Oui, car à l'U.H.S.A les détenus seront pris en charge par du personnel hospitalier, leur fonction principale sera de s'occuper de personnes qui ont des troubles psychologiques graves, forcement la prise en charge sera améliorée. Les détenus n'auront pas les mêmes relations avec le personnel hospitalier qu'avec le personnel de surveillance. Là-bas notre rôle se limitera à de la surveillance quasi “périmétrique“, on va dire.

En conclusion, vous vous inscrivez toujours en faux par rapport à votre hiérarchie qui encense les nouvelles prisons ?

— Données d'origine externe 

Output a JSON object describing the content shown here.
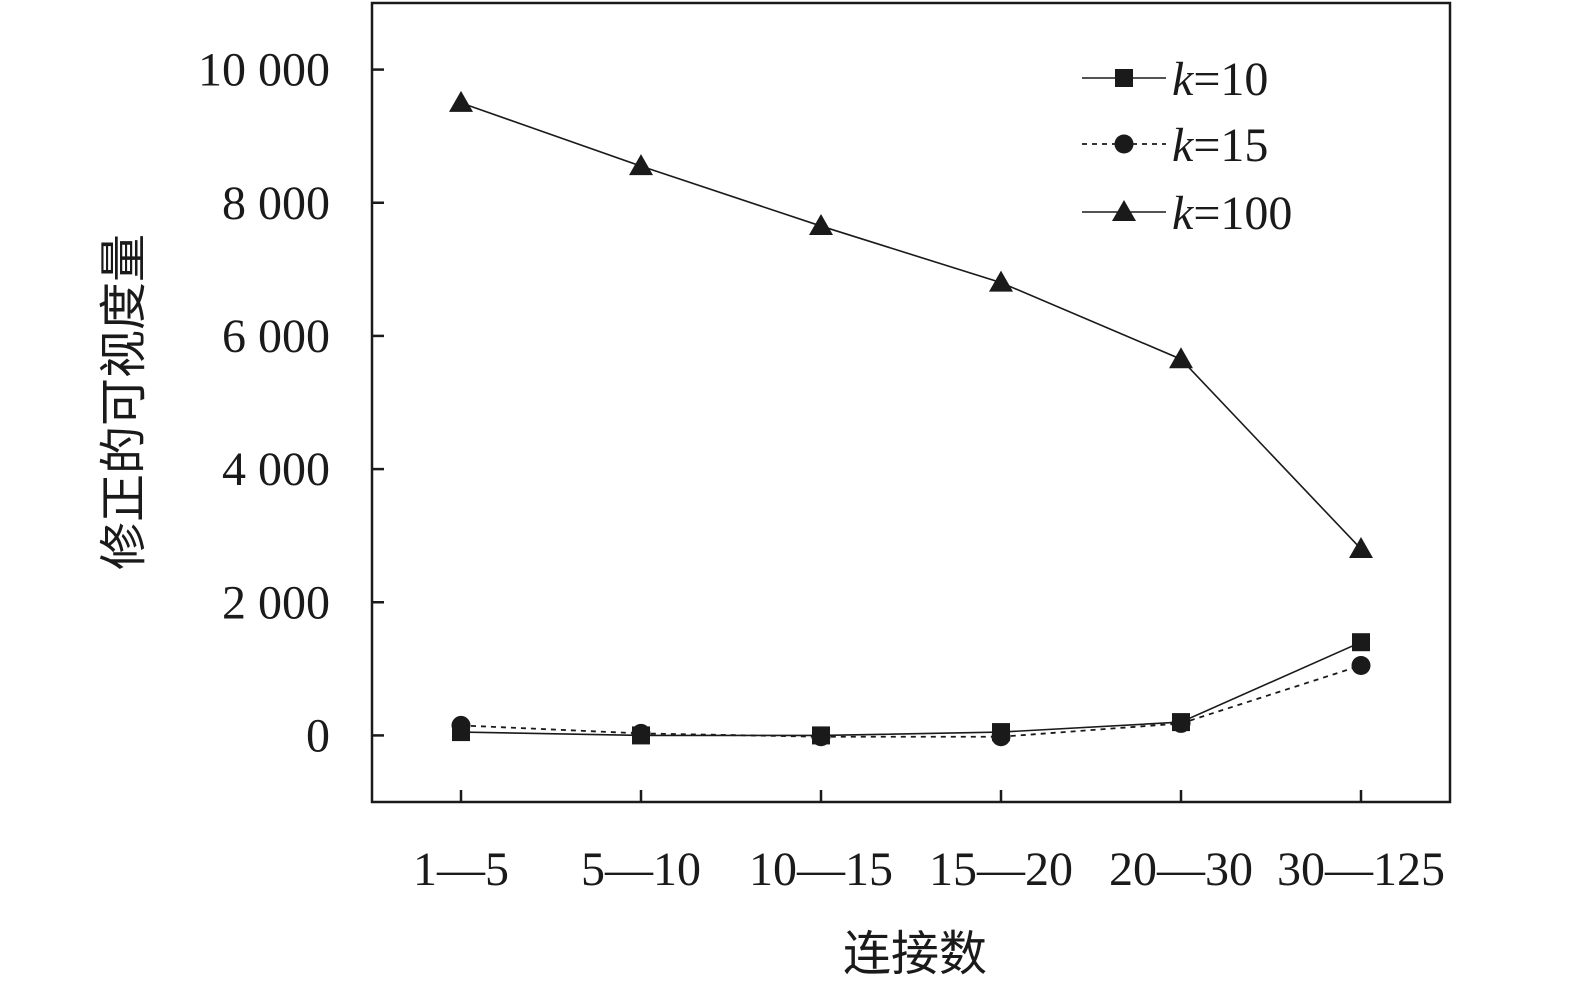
{
  "chart_data": {
    "type": "line",
    "title": "",
    "xlabel": "连接数",
    "ylabel": "修正的可视度量",
    "categories": [
      "1—5",
      "5—10",
      "10—15",
      "15—20",
      "20—30",
      "30—125"
    ],
    "ylim": [
      -1000,
      11000
    ],
    "yticks": [
      0,
      2000,
      4000,
      6000,
      8000,
      10000
    ],
    "ytick_labels": [
      "0",
      "2 000",
      "4 000",
      "6 000",
      "8 000",
      "10 000"
    ],
    "grid": false,
    "legend_position": "top-right",
    "series": [
      {
        "name_prefix": "k",
        "name_suffix": "=10",
        "marker": "square",
        "line_style": "solid",
        "values": [
          50,
          0,
          0,
          50,
          200,
          1400
        ]
      },
      {
        "name_prefix": "k",
        "name_suffix": "=15",
        "marker": "circle",
        "line_style": "dotted",
        "values": [
          150,
          30,
          -20,
          -20,
          180,
          1050
        ]
      },
      {
        "name_prefix": "k",
        "name_suffix": "=100",
        "marker": "triangle",
        "line_style": "solid",
        "values": [
          9500,
          8550,
          7650,
          6800,
          5650,
          2800
        ]
      }
    ]
  }
}
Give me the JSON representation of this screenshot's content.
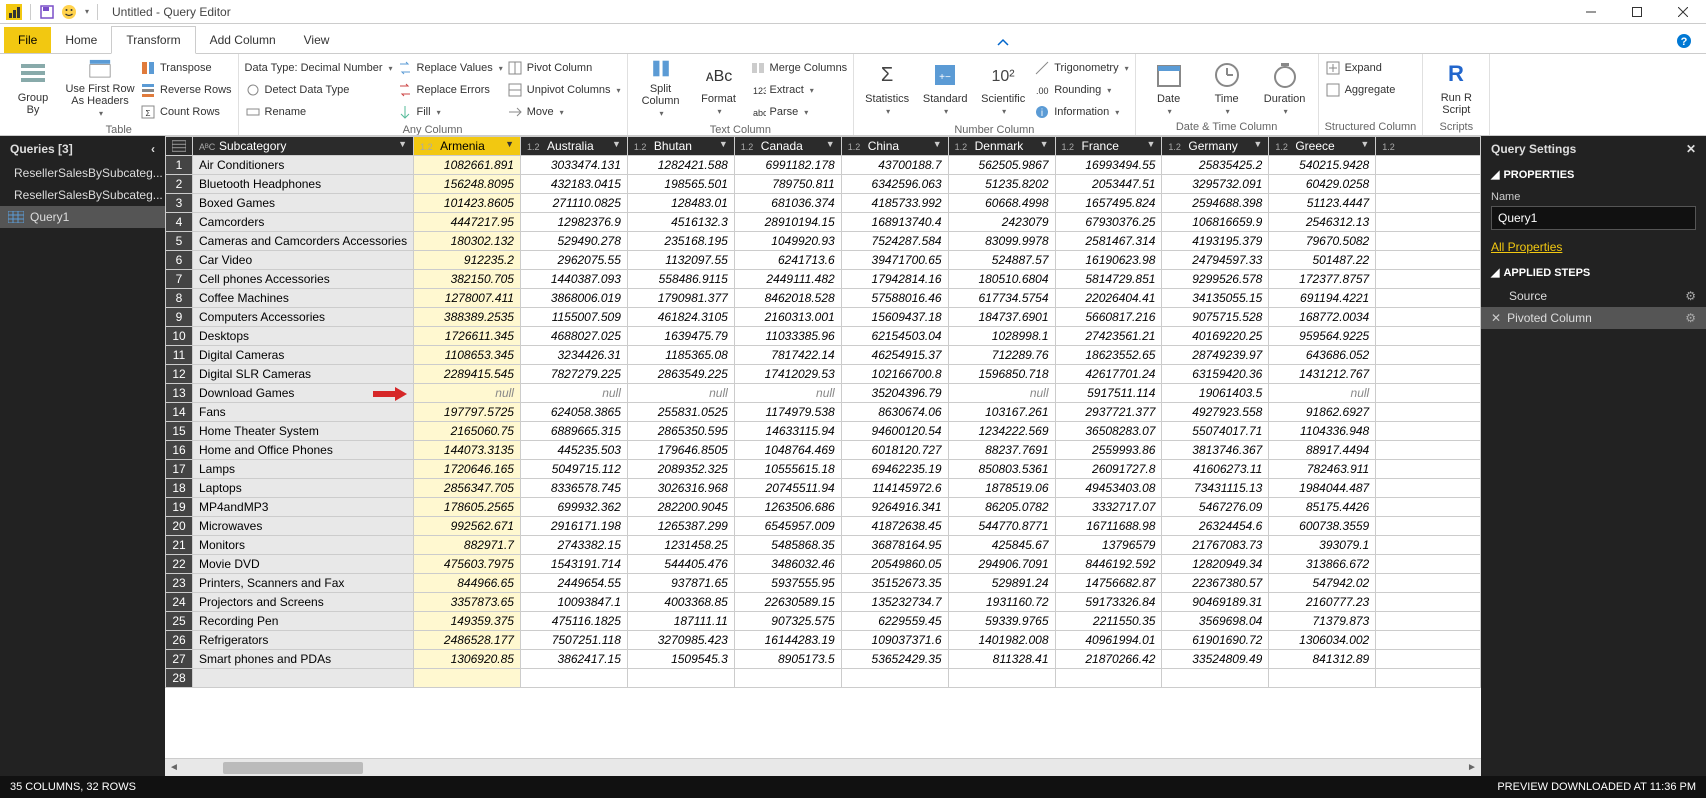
{
  "title": "Untitled - Query Editor",
  "menus": {
    "file": "File",
    "home": "Home",
    "transform": "Transform",
    "addcol": "Add Column",
    "view": "View"
  },
  "ribbon": {
    "groupBy": "Group\nBy",
    "useFirstRow": "Use First Row\nAs Headers",
    "transpose": "Transpose",
    "reverseRows": "Reverse Rows",
    "countRows": "Count Rows",
    "dataType": "Data Type: Decimal Number",
    "detect": "Detect Data Type",
    "rename": "Rename",
    "replaceValues": "Replace Values",
    "replaceErrors": "Replace Errors",
    "fill": "Fill",
    "pivot": "Pivot Column",
    "unpivot": "Unpivot Columns",
    "move": "Move",
    "split": "Split\nColumn",
    "format": "Format",
    "mergeCols": "Merge Columns",
    "extract": "Extract",
    "parse": "Parse",
    "statistics": "Statistics",
    "standard": "Standard",
    "scientific": "Scientific",
    "trig": "Trigonometry",
    "rounding": "Rounding",
    "info": "Information",
    "date": "Date",
    "time": "Time",
    "duration": "Duration",
    "expand": "Expand",
    "aggregate": "Aggregate",
    "runr": "Run R\nScript",
    "g_table": "Table",
    "g_anycol": "Any Column",
    "g_textcol": "Text Column",
    "g_numcol": "Number Column",
    "g_datetime": "Date & Time Column",
    "g_struct": "Structured Column",
    "g_scripts": "Scripts"
  },
  "queries": {
    "header": "Queries [3]",
    "items": [
      "ResellerSalesBySubcateg...",
      "ResellerSalesBySubcateg...",
      "Query1"
    ]
  },
  "settings": {
    "header": "Query Settings",
    "properties": "PROPERTIES",
    "nameLabel": "Name",
    "nameValue": "Query1",
    "allProps": "All Properties",
    "appliedSteps": "APPLIED STEPS",
    "steps": [
      "Source",
      "Pivoted Column"
    ]
  },
  "columns": [
    "Subcategory",
    "Armenia",
    "Australia",
    "Bhutan",
    "Canada",
    "China",
    "Denmark",
    "France",
    "Germany",
    "Greece"
  ],
  "coltail": "1.2",
  "typeIcon": "1.2",
  "subTypeIcon": "AᴮC",
  "rows": [
    [
      "Air Conditioners",
      "1082661.891",
      "3033474.131",
      "1282421.588",
      "6991182.178",
      "43700188.7",
      "562505.9867",
      "16993494.55",
      "25835425.2",
      "540215.9428"
    ],
    [
      "Bluetooth Headphones",
      "156248.8095",
      "432183.0415",
      "198565.501",
      "789750.811",
      "6342596.063",
      "51235.8202",
      "2053447.51",
      "3295732.091",
      "60429.0258"
    ],
    [
      "Boxed Games",
      "101423.8605",
      "271110.0825",
      "128483.01",
      "681036.374",
      "4185733.992",
      "60668.4998",
      "1657495.824",
      "2594688.398",
      "51123.4447"
    ],
    [
      "Camcorders",
      "4447217.95",
      "12982376.9",
      "4516132.3",
      "28910194.15",
      "168913740.4",
      "2423079",
      "67930376.25",
      "106816659.9",
      "2546312.13"
    ],
    [
      "Cameras and Camcorders Accessories",
      "180302.132",
      "529490.278",
      "235168.195",
      "1049920.93",
      "7524287.584",
      "83099.9978",
      "2581467.314",
      "4193195.379",
      "79670.5082"
    ],
    [
      "Car Video",
      "912235.2",
      "2962075.55",
      "1132097.55",
      "6241713.6",
      "39471700.65",
      "524887.57",
      "16190623.98",
      "24794597.33",
      "501487.22"
    ],
    [
      "Cell phones Accessories",
      "382150.705",
      "1440387.093",
      "558486.9115",
      "2449111.482",
      "17942814.16",
      "180510.6804",
      "5814729.851",
      "9299526.578",
      "172377.8757"
    ],
    [
      "Coffee Machines",
      "1278007.411",
      "3868006.019",
      "1790981.377",
      "8462018.528",
      "57588016.46",
      "617734.5754",
      "22026404.41",
      "34135055.15",
      "691194.4221"
    ],
    [
      "Computers Accessories",
      "388389.2535",
      "1155007.509",
      "461824.3105",
      "2160313.001",
      "15609437.18",
      "184737.6901",
      "5660817.216",
      "9075715.528",
      "168772.0034"
    ],
    [
      "Desktops",
      "1726611.345",
      "4688027.025",
      "1639475.79",
      "11033385.96",
      "62154503.04",
      "1028998.1",
      "27423561.21",
      "40169220.25",
      "959564.9225"
    ],
    [
      "Digital Cameras",
      "1108653.345",
      "3234426.31",
      "1185365.08",
      "7817422.14",
      "46254915.37",
      "712289.76",
      "18623552.65",
      "28749239.97",
      "643686.052"
    ],
    [
      "Digital SLR Cameras",
      "2289415.545",
      "7827279.225",
      "2863549.225",
      "17412029.53",
      "102166700.8",
      "1596850.718",
      "42617701.24",
      "63159420.36",
      "1431212.767"
    ],
    [
      "Download Games",
      "null",
      "null",
      "null",
      "null",
      "35204396.79",
      "null",
      "5917511.114",
      "19061403.5",
      "null"
    ],
    [
      "Fans",
      "197797.5725",
      "624058.3865",
      "255831.0525",
      "1174979.538",
      "8630674.06",
      "103167.261",
      "2937721.377",
      "4927923.558",
      "91862.6927"
    ],
    [
      "Home Theater System",
      "2165060.75",
      "6889665.315",
      "2865350.595",
      "14633115.94",
      "94600120.54",
      "1234222.569",
      "36508283.07",
      "55074017.71",
      "1104336.948"
    ],
    [
      "Home and Office Phones",
      "144073.3135",
      "445235.503",
      "179646.8505",
      "1048764.469",
      "6018120.727",
      "88237.7691",
      "2559993.86",
      "3813746.367",
      "88917.4494"
    ],
    [
      "Lamps",
      "1720646.165",
      "5049715.112",
      "2089352.325",
      "10555615.18",
      "69462235.19",
      "850803.5361",
      "26091727.8",
      "41606273.11",
      "782463.911"
    ],
    [
      "Laptops",
      "2856347.705",
      "8336578.745",
      "3026316.968",
      "20745511.94",
      "114145972.6",
      "1878519.06",
      "49453403.08",
      "73431115.13",
      "1984044.487"
    ],
    [
      "MP4andMP3",
      "178605.2565",
      "699932.362",
      "282200.9045",
      "1263506.686",
      "9264916.341",
      "86205.0782",
      "3332717.07",
      "5467276.09",
      "85175.4426"
    ],
    [
      "Microwaves",
      "992562.671",
      "2916171.198",
      "1265387.299",
      "6545957.009",
      "41872638.45",
      "544770.8771",
      "16711688.98",
      "26324454.6",
      "600738.3559"
    ],
    [
      "Monitors",
      "882971.7",
      "2743382.15",
      "1231458.25",
      "5485868.35",
      "36878164.95",
      "425845.67",
      "13796579",
      "21767083.73",
      "393079.1"
    ],
    [
      "Movie DVD",
      "475603.7975",
      "1543191.714",
      "544405.476",
      "3486032.46",
      "20549860.05",
      "294906.7091",
      "8446192.592",
      "12820949.34",
      "313866.672"
    ],
    [
      "Printers, Scanners and Fax",
      "844966.65",
      "2449654.55",
      "937871.65",
      "5937555.95",
      "35152673.35",
      "529891.24",
      "14756682.87",
      "22367380.57",
      "547942.02"
    ],
    [
      "Projectors and Screens",
      "3357873.65",
      "10093847.1",
      "4003368.85",
      "22630589.15",
      "135232734.7",
      "1931160.72",
      "59173326.84",
      "90469189.31",
      "2160777.23"
    ],
    [
      "Recording Pen",
      "149359.375",
      "475116.1825",
      "187111.11",
      "907325.575",
      "6229559.45",
      "59339.9765",
      "2211550.35",
      "3569698.04",
      "71379.873"
    ],
    [
      "Refrigerators",
      "2486528.177",
      "7507251.118",
      "3270985.423",
      "16144283.19",
      "109037371.6",
      "1401982.008",
      "40961994.01",
      "61901690.72",
      "1306034.002"
    ],
    [
      "Smart phones and PDAs",
      "1306920.85",
      "3862417.15",
      "1509545.3",
      "8905173.5",
      "53652429.35",
      "811328.41",
      "21870266.42",
      "33524809.49",
      "841312.89"
    ],
    [
      "",
      "",
      "",
      "",
      "",
      "",
      "",
      "",
      "",
      ""
    ]
  ],
  "arrowRow": 12,
  "status": {
    "left": "35 COLUMNS, 32 ROWS",
    "right": "PREVIEW DOWNLOADED AT 11:36 PM"
  },
  "colors": {
    "accent": "#f2c811",
    "dark": "#222222"
  }
}
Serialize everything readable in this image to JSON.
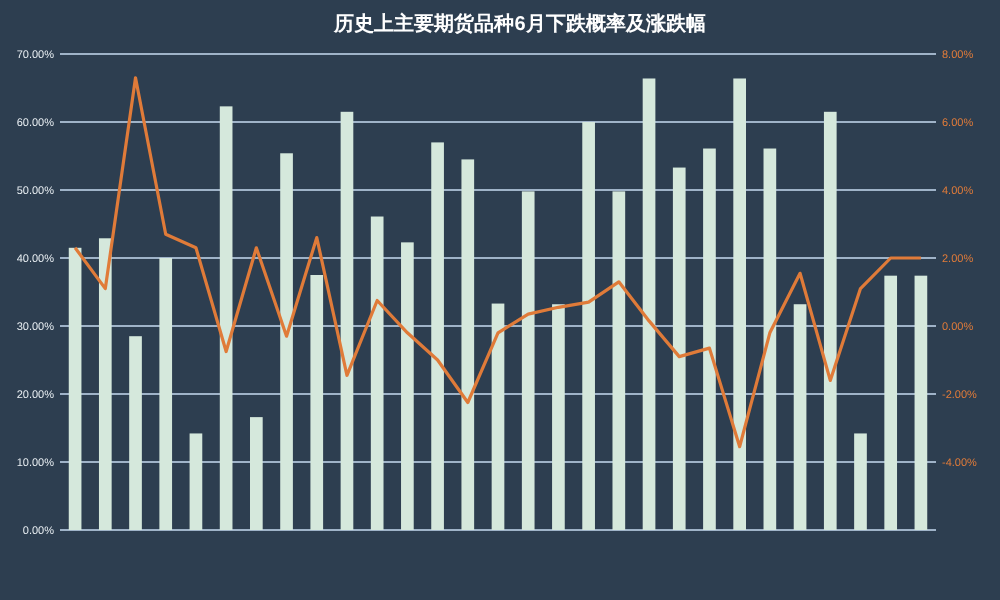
{
  "chart_data": {
    "type": "bar",
    "title": "历史上主要期货品种6月下跌概率及涨跌幅",
    "categories": [
      null,
      null,
      null,
      null,
      null,
      null,
      null,
      null,
      null,
      null,
      null,
      null,
      null,
      null,
      null,
      null,
      null,
      null,
      null,
      null,
      null,
      null,
      null,
      null,
      null,
      null,
      null,
      null,
      null
    ],
    "series": [
      {
        "color": "#d5e8dc",
        "values": [
          41.5,
          42.9,
          28.5,
          40.0,
          14.2,
          62.3,
          16.6,
          55.4,
          37.5,
          61.5,
          46.1,
          42.3,
          57.0,
          54.5,
          33.3,
          49.8,
          33.2,
          60.0,
          49.8,
          66.4,
          53.3,
          56.1,
          66.4,
          56.1,
          33.2,
          61.5,
          14.2,
          37.4,
          37.4
        ]
      },
      {
        "type": "line",
        "axis": "y2",
        "color": "#e07b39",
        "values": [
          2.3,
          1.1,
          7.3,
          2.7,
          2.3,
          -0.75,
          2.3,
          -0.3,
          2.6,
          -1.45,
          0.75,
          -0.2,
          -1.0,
          -2.25,
          -0.2,
          0.35,
          0.55,
          0.7,
          1.3,
          0.15,
          -0.9,
          -0.65,
          -3.55,
          -0.2,
          1.55,
          -1.6,
          1.1,
          2.0,
          2.0
        ]
      }
    ],
    "ylim": [
      0,
      70
    ],
    "yticks": [
      {
        "value": 0,
        "label": "0.00%"
      },
      {
        "value": 10,
        "label": "10.00%"
      },
      {
        "value": 20,
        "label": "20.00%"
      },
      {
        "value": 30,
        "label": "30.00%"
      },
      {
        "value": 40,
        "label": "40.00%"
      },
      {
        "value": 50,
        "label": "50.00%"
      },
      {
        "value": 60,
        "label": "60.00%"
      },
      {
        "value": 70,
        "label": "70.00%"
      }
    ],
    "y2lim": [
      -6,
      8
    ],
    "y2ticks": [
      {
        "value": -4,
        "label": "-4.00%"
      },
      {
        "value": -2,
        "label": "-2.00%"
      },
      {
        "value": 0,
        "label": "0.00%"
      },
      {
        "value": 2,
        "label": "2.00%"
      },
      {
        "value": 4,
        "label": "4.00%"
      },
      {
        "value": 6,
        "label": "6.00%"
      },
      {
        "value": 8,
        "label": "8.00%"
      }
    ],
    "grid": "y",
    "marker": "none",
    "line_style": "solid"
  }
}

Oui, et nous regrettons que l'administration pénitentiaire persiste. Elle fait toujours la publicité de ces nouveaux établissements. Le 21 février à l'ouverture de la nouvelle prison de Bourg-en-Bresse, Jean-Amédée Lathoud, nouveau directeur de l'administration pénitentiaire, a encore fait la promotion de ces nouveaux “outils où la technologie est au service des agents et des détenus“. Sur les conditions d'hébergement, nous ne revenons pas dessus, elles sont meilleures. Mais il y le volet humain. Il règne dans ces établissements une certaine déshumanisation. Les surveillants en sous-nombre n'ont pas le temps de remplir leur mission de sécurité, de prévention et d'insertion. Il n'ont pas le temps d'apporter une écoute comme il pouvait le faire auparavant, les suicides sont peut être aussi dû à ce manque d'écoute, selon nous.

Vous culpabilisez ?

Oui, un peu, trois suicides à Lyon-Corbas depuis l'ouverture en mai dernier, c'est beaucoup pour un seul établissement pénitentiaire. On peut dire qu'on démarre très fort, comme à Mont-de-Marsan où il y en a eu cinq. Il y a selon nous une part de responsabilité de l'administration pénitentiaire dans la situation actuelle, on ne peut pas le nier et pourtant l'administration continue à fermer les yeux en refusant de mettre le personnel de surveillance nécessaire dans ces nouveaux établissements.